Northwest Dungeness boats have loosed their lines at long last. The traditional opener on Dec. 1 has been moot for several years running. This year ran the gamut for delays. First they waited for tests to show full shells, then an all-clear on domoic acid testing, and finally for a price agreement and a decent weather window. State managers reopened northern California and most of Oregon and Washington on Jan. 15. The Oregon and Washington fleets remained tied up on price negotiations for another week, and southern Oregon cleared domoic tests at the end of the month.
Around 10 a.m. on Saturday, Feb. 3, the crew of the Gerry B was about 8 miles south of the Humboldt jetties off Eureka, Calif., when their engine room was flooded, cutting off power for communications. The boat was continuing to take on water, and the crew was donning safety gear to abandon ship. A good Samaritan vessel called in a mayday to the Coast Guard.
A Coast Guard helicopter helped guide a rescue boat to the Gerry B through a bank of fog. The rescue boat’s crew delivered a dewatering pump to control the flooding and escorted the fishing boat to Woodley Island Marina in Eureka.
“Thanks to the help of a good Samaritan, our crews were able to assist these fishermen by air and by sea,” said Capt. Greg Fuller, commander for Sector Humboldt Bay. “Other boaters can be the eyes and ears of the Coast Guard, so it’s great to see the fishing community look out for each other.”
Early the next morning, two crew members were washed overboard while running gear on the 47-foot Chief Joseph. The captain was able to pull one of them back onboard with no reported injuries.
The Coast Guard searched for Bryan Moore for 11 hours, covering almost 700 square miles, before calling off their search. The community has shared an outpouring of sympathy for Moore’s family and friends. He was a young, hard-working and well-liked member of the Northwest coast fishing community.
“It is with a heavy heart the Coast Guard makes the decision to suspend a search-and-rescue case,” Fuller said. “We extend our deepest condolences to this man’s loved ones and the entire fishing community.”
The safety community has responded by reminding fishermen to wear fishing-friendly PFDs on deck. The Alaska Marine Safety Education Association posted a blog on Feb. 5 citing NIOSH studies on the survival rates of falls overboard.
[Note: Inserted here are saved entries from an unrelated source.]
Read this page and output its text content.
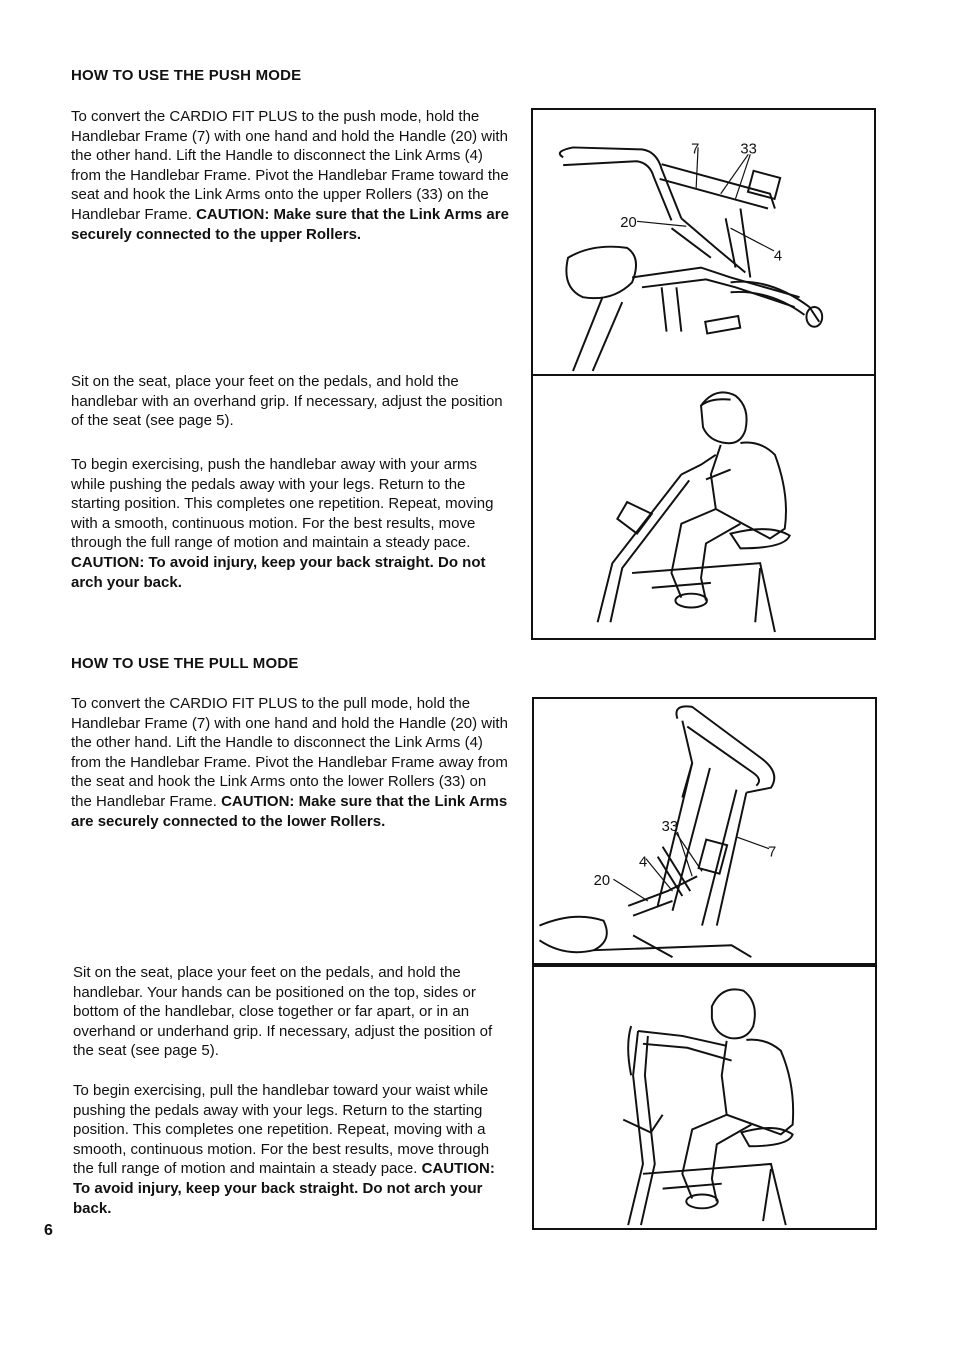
HOW TO USE THE PUSH MODE
To convert the CARDIO FIT PLUS to the push mode, hold the Handlebar Frame (7) with one hand and hold the Handle (20) with the other hand. Lift the Handle to disconnect the Link Arms (4) from the Handlebar Frame. Pivot the Handlebar Frame toward the seat and hook the Link Arms onto the upper Rollers (33) on the Handlebar Frame. CAUTION: Make sure that the Link Arms are securely connected to the upper Rollers.
Sit on the seat, place your feet on the pedals, and hold the handlebar with an overhand grip. If necessary, adjust the position of the seat (see page 5).
To begin exercising, push the handlebar away with your arms while pushing the pedals away with your legs. Return to the starting position. This completes one repetition. Repeat, moving with a smooth, continuous motion. For the best results, move through the full range of motion and maintain a steady pace. CAUTION: To avoid injury, keep your back straight. Do not arch your back.
7	33
20
4
HOW TO USE THE PULL MODE
To convert the CARDIO FIT PLUS to the pull mode, hold the Handlebar Frame (7) with one hand and hold the Handle (20) with the other hand. Lift the Handle to disconnect the Link Arms (4) from the Handlebar Frame. Pivot the Handlebar Frame away from the seat and hook the Link Arms onto the lower Rollers (33) on the Handlebar Frame. CAUTION: Make sure that the Link Arms are securely connected to the lower Rollers.
Sit on the seat, place your feet on the pedals, and hold the handlebar. Your hands can be positioned on the top, sides or bottom of the handlebar, close together or far apart, or in an overhand or underhand grip. If necessary, adjust the position of the seat (see page 5).
To begin exercising, pull the handlebar toward your waist while pushing the pedals away with your legs. Return to the starting position. This completes one repetition. Repeat, moving with a smooth, continuous motion. For the best results, move through the full range of motion and maintain a steady pace. CAUTION: To avoid injury, keep your back straight. Do not arch your back.
33
7
4
20
6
According to NIOSH, 182 fishermen died after falling overboard between 2000 and 2011. None of them was wearing a PFD. This study prompted NIOSH to work with fishermen to assess PFDs that don’t impede deck work. The report, PFDs That Work, includes types, models, brands and required maintenance for deckwork-friendly PFDs.
My heart goes out to Bryan Moore’s family and friends. His mother, siblings and fellow crew will need the support of their community to heal from this tragic loss of a young man whose life stretched before him and whose passion and drive took him out to sea.